Image Read

Parent Claude is handed an image path (Telegram attachment, screenshot the user pasted, photo dropped into the session). Reading it directly with the Read tool loads ~1000–2000 tokens of image payload into the parent's context and keeps them there for the rest of the session. Over a day of photos that adds up fast.

Instead: dispatch a subagent at a cheap model (Haiku 4.5), have it return a rich text description, and keep the pixel payload out of the parent. Only the text summary lands in main context.

Sibling scope. This skill is about READ/describe only. For image generation see gen-image and image-explore. For hosting images in PRs see gist-image.

When to use

Use when the parent just needs to know what's in an image but is not about to pixel-edit it:

•Telegram attachments the user sent for context (receipts, whiteboards, screenshots of errors)
•Photos the user drops mid-conversation to describe a situation
•Screenshots attached to PR reviews or bug reports
•Any inbound image where a text description is enough to act on

Do NOT use when:

•The parent needs to visually reason over the image itself (e.g. image explicitly asked about by the user as "does this look right?", where a summary strips the evidence)
•The parent is about to modify or diff the image pixels
•The image is something the parent produced and needs to verify end-to-end

Default pattern (Haiku)

Dispatch a subagent with a purpose-aware prompt. The <purpose> slot is the most important knob — it tells the subagent what the caller cares about so the description stays rich where it matters.

code

Agent(
  description: "Read image",
  subagent_type: "general-purpose",
  model: "claude-haiku-4-5",
  prompt: """
Read the image at <ABSOLUTE_PATH>. Do NOT write anything to disk, do NOT
call any other tools — just read it and describe it.

<purpose>
<PURPOSE_FROM_CALLER>
</purpose>

Return a rich description, not a caption. Someone reading your output later
should be able to answer targeted questions about this image without
re-reading the file. Cover:

- Objects and people (count, positions, relative sizes)
- All visible text, transcribed verbatim (OCR — quote exactly, flag anything illegible)
- Spatial composition (what's in foreground/background, left/right)
- Color palette and lighting, if they carry meaning
- Emotional tone or mood of the scene, if applicable
- Anything unusual, incongruous, or worth flagging

End with a single line:
  confidence: N/10
where N reflects how sure you are that your description captures what the
caller needs given the <purpose> above. Lower the score if text was hard
to read, if the image was low-resolution, or if the purpose asked about
something you couldn't clearly see.
""",
  run_in_background: true
)

Always run_in_background: true. Never block the main thread on an image read — not even when the parent's next decision depends on the image content. The parent keeps working on anything else it can in the meantime and picks the description back up when the task-completion notification arrives. Blocking the main thread on a subagent is the failure mode this skill exists to prevent.

Escalation

Re-dispatch at Sonnet 4.6 or Opus 4.7 when any of these fire:

•Subagent returned confidence: 6/10 or lower
•The returned summary reads as ambiguous or hand-wavy on a point the parent needs (e.g. caller asked "what does the error say" and the summary just says "there's an error message")
•Caller now needs a specific visual detail the Haiku pass didn't cover

To escalate, re-invoke the same template with model: "claude-sonnet-4-6" (or claude-opus-4-7 for load-bearing detail), and tighten <purpose> to name the specific detail you need. Don't re-run Haiku with the same prompt — Haiku already returned its best pass.

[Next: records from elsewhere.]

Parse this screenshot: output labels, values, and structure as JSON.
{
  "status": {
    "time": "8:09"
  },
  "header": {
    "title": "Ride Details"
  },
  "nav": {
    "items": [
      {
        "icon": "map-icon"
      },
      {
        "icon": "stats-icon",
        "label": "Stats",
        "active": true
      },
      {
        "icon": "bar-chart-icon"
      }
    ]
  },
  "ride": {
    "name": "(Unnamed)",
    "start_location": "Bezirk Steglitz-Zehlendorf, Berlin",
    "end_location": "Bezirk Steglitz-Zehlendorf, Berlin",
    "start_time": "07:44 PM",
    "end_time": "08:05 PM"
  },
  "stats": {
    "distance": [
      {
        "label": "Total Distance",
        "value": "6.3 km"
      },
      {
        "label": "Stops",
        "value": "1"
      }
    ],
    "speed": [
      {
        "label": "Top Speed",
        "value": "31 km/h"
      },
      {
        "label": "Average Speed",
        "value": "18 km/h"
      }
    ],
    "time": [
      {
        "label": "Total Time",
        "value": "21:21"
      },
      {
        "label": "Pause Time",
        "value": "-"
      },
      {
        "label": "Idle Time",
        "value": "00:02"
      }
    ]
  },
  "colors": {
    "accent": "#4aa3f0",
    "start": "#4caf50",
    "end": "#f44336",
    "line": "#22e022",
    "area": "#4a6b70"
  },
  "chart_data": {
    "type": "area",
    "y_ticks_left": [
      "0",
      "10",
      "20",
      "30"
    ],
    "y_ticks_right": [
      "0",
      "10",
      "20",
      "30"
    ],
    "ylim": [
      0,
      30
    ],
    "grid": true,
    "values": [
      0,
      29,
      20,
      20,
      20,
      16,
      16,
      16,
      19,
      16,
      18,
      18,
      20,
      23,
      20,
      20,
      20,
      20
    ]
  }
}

Never escalate past what's needed. Most inbound images are fine at Haiku.

Cost signal

Rough order-of-magnitude for a single image read:

•Haiku 4.5 subagent (default): cheap, ~25× cheaper than Opus for the same image
•Sonnet 4.6 subagent (escalate): mid-tier, use when Haiku's confidence was low
•Opus 4.7 subagent (escalate): expensive, only for load-bearing detail
•Parent Read direct (avoid): cheapest per single operation but pixels stay in the parent's context for the rest of the session — the cost isn't the read, it's the carried payload

The tradeoff: one-shot sessions with a single image are fine to Read directly. Anything resembling a multi-turn session with several images should go through this skill.

Example `<purpose>` slots

Substituted into the template above — the rest of the prompt stays unchanged.

•Telegram home-office photo: "User sent this as context for a conversation about their home office setup. I need what's on the desk, any visible monitors / devices, and the general layout. Transcribe any on-screen or on-paper text."
•PR screenshot of a failing test: "This is a screenshot of a test runner output. I need the exact failing test name, the assertion error verbatim, and any stack-trace frames that mention project source files."
•Receipt: "User wants expenses extracted. I need vendor, date, itemized line items with prices, subtotal, tax, total, and payment method."

Keep <purpose> specific. Vague purpose ("describe the image") gets a vague summary, which forces an escalation that a sharper purpose would have avoided.